The art of rowhouse deconstruction – saving materials and memories
A connoisseur of bricks savors a block of modest, working-class rowhouses being torn down in East Baltimore
Above: Max Pollock is blogging about the materials and artifacts he’s salvaging from the city’s past. (Danielle Sweeney)
Max Pollock can talk about bricks all day long.
The minutiae of forged clay building blocks – their composition, their history, their nomenclature – is his hobby, if not obsession. (He has a collection of more than 1,000 bricks, many on display in his Seton Hill rowhouse.)
The former urban planner is well suited to his job as manager of materials at Details Deconstruction, a nonprofit that is deconstructing (the term they prefer to demolishing) the 2300 block of Eager Street in East Baltimore’s Milton-Montford neighborhood.
The 35 rowhouses on the block, the oldest built in 1907, are now vacant and deteriorated and being taken apart.
After Details removes the houses, piece by piece, and sells the usable materials (primarily the bricks and structural lumber), Milton-Montford is set to get a new park. Details is a social enterprise initiative of Humanim funded by the city to take on the project.

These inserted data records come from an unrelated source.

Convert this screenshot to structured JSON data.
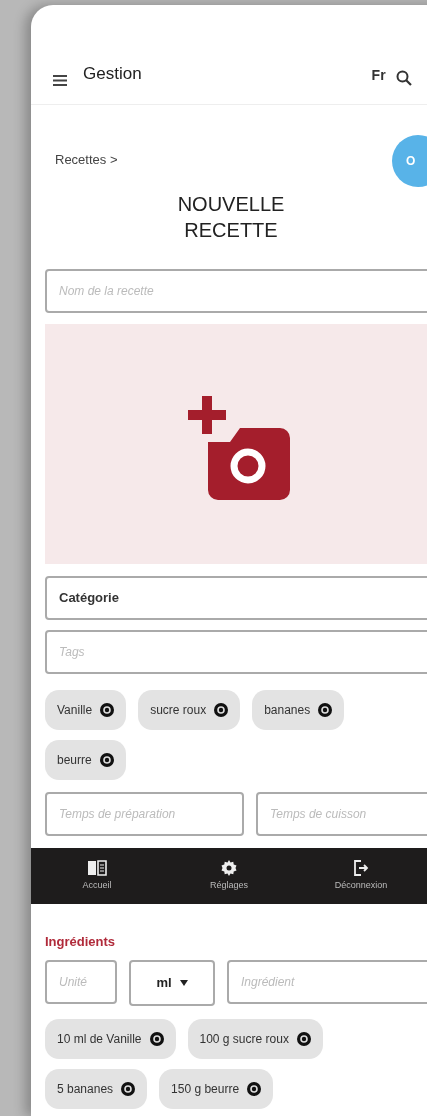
{
  "app_bar": {
    "title": "Gestion",
    "language": "Fr"
  },
  "breadcrumb": "Recettes >",
  "ok_button": "O",
  "title": "NOUVELLE RECETTE",
  "name_field": {
    "placeholder": "Nom de la recette"
  },
  "category": {
    "value": "Catégorie"
  },
  "tags_field": {
    "placeholder": "Tags"
  },
  "tags": [
    "Vanille",
    "sucre roux",
    "bananes",
    "beurre"
  ],
  "times": [
    {
      "placeholder": "Temps de préparation"
    },
    {
      "placeholder": "Temps de cuisson"
    }
  ],
  "bottom_nav": [
    {
      "kind": "book",
      "label": "Accueil"
    },
    {
      "kind": "gear",
      "label": "Réglages"
    },
    {
      "kind": "logout",
      "label": "Déconnexion"
    }
  ],
  "ingredients": {
    "heading": "Ingrédients",
    "quantity_placeholder": "Unité",
    "unit": "ml",
    "ingredient_placeholder": "Ingrédient",
    "items": [
      "10 ml de Vanille",
      "100 g sucre roux",
      "5 bananes",
      "150 g beurre"
    ]
  }
}
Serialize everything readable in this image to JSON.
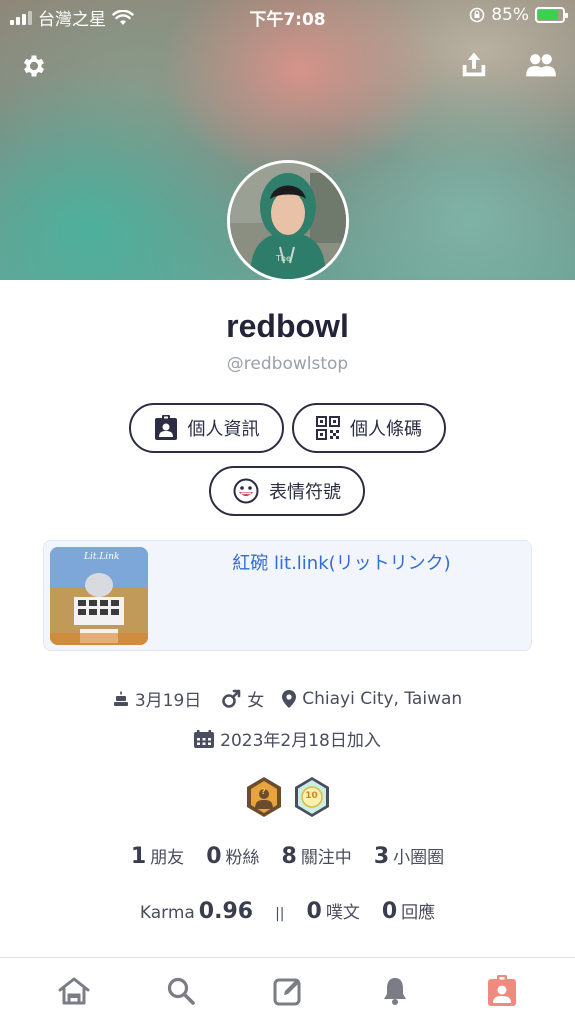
{
  "status_bar": {
    "carrier": "台灣之星",
    "time": "下午7:08",
    "battery_percent": "85%",
    "battery_level": 0.85
  },
  "header": {
    "settings_icon": "gear-icon",
    "share_icon": "share-upload-icon",
    "friends_icon": "friends-icon"
  },
  "profile": {
    "display_name": "redbowl",
    "username": "@redbowlstop"
  },
  "buttons": {
    "profile_info": "個人資訊",
    "profile_barcode": "個人條碼",
    "emoji": "表情符號"
  },
  "link_card": {
    "title": "紅碗 lit.link(リットリンク)",
    "thumb_text": "Lit.Link"
  },
  "meta": {
    "birthday": "3月19日",
    "gender": "女",
    "location": "Chiayi City, Taiwan",
    "joined": "2023年2月18日加入"
  },
  "badges": [
    {
      "name": "secret-badge",
      "text": "?"
    },
    {
      "name": "level-10-badge",
      "text": "10"
    }
  ],
  "stats": {
    "friends_count": "1",
    "friends_label": "朋友",
    "fans_count": "0",
    "fans_label": "粉絲",
    "following_count": "8",
    "following_label": "關注中",
    "cliques_count": "3",
    "cliques_label": "小圈圈"
  },
  "stats2": {
    "karma_label": "Karma",
    "karma_value": "0.96",
    "separator": "||",
    "plurks_count": "0",
    "plurks_label": "噗文",
    "replies_count": "0",
    "replies_label": "回應"
  },
  "tabbar": {
    "items": [
      "home-icon",
      "search-icon",
      "compose-icon",
      "bell-icon",
      "profile-icon"
    ],
    "active": "profile-icon",
    "active_color": "#f08a7e",
    "inactive_color": "#7a7c86"
  }
}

“Our mission at Details is job creation and workforce training,” Pollock says. “Our workers are getting an entre to the construction trades.”
The political issues raised by the labor-intensive salvaging, razing and re-purposing of a once-occupied city block may be complex and sensitive, but Pollock finds satisfaction in his everyday part of the project: preserving the materials and the memories he finds there.
A Story of Home Life
To document the deconstruction process, Pollock created a blog called Baltimore Brick by Brick. The blog shares what the Details staff found inside the homes and records the history of the neighborhood.
Traditional demolition, he says, destroys a building in its entirety and tends to destroy its history as well.
“The act of deconstruction, however, slows you down,” he says. “A happy byproduct of deconstruction is that it shifts the narrative away from blight to the people who lived there. It brings humanity to the project.”
As Details disassembled the houses, they found items that the former occupants left behind – milk bottles, old newspapers, a piano, LPs, a high school girl’s journal and old Christmas decorations.
The blog even has a photo gallery of old wallpaper found peeling on the walls of the homes, its original appeal evident and some of its beauty still intact.
A Street of Residents
Pollock has done research on Milton-Montford, particularly the families of many ethnic groups who lived on the block at different points in its history.
Here is an excerpt from a blog entry for the home at 2410 Eager Street:
1940: James Trjnecky, an apprentice linesman with his wife, Rose, and son Jerome.
1930: Mary Hlubeck, a Czech widow who lived there with her two daughters, Anna and Mary. Mary did housework for a private family, and her daughter Anna worked as a salesperson at a dry goods store.
1920: Albert Smcrina, a Bohemian clothing wholesaler, along with his wife, Bessie, and daughter Mildred, lived in 2410.
1910: Frederic Thon, an osteopath, lived with his wife, Mary, a psychic healer.
Pollock also interviewed current residents of Eager Street area, who remember the block when it was a stable part of East Baltimore.
“Mrs. Mabel,” who moved to Eager St. in 1965 and now lives around the corner, told Pollock that the community took a turn for the worse in the late 1980s.
“This used to be a lively little neighborhood, and then we started having problems with drug dealers on the corners. People moved out, and most of the time people didn’t move back in,” she says.
“Landlords weren’t fixing the houses up. And then people would move out, drugs and stuff started moving in, and nobody really moving back into the neighborhood.”
The Formstone Scam
Details has salvaged about 40,000 bricks from the site, all “Baltimore Brick” by the Baltimore Brick Co., which Pollock says was among the best brick manufactured in the U.S.
“Baltimore Brick was of the highest quality because of good clay,” he says, pointing to the myth of city brick was shoddy and needed Formstone to protect it.
Pollock says this was a salesmen’s fib, if not flat-out lie.
“Sure, by the time Formstone salesmen were making their rounds in the 1940s and 1950s, a lot of row houses were old already and maybe needed re-pointing, but most Baltimore brick never needed protecting” from the much-maligned artificial stone.
Black-Spotted Spartas
Another high quality brick you find in Baltimore, he says, is Sparta brick. It was made in Central Ohio and has high iron content.
“When it was fired in the kiln, it got black spots on it. You see it in a lot of East Baltimore houses,” he says. “That brick will last forever.”
Pollock’s personal collection of bricks, each marked with the names of their various manufacturers, is mostly from the Hudson River Valley area.
To a brick collector, the region appears to be what the Rhone Valley is to wine lovers: “The Hudson is a brick hunter’s dream,” he says rhapsodically.
But good, interesting bricks are ubiquitous all over the U.S., including this city. “Once you start looking for them,” he beams, “you see them everywhere.”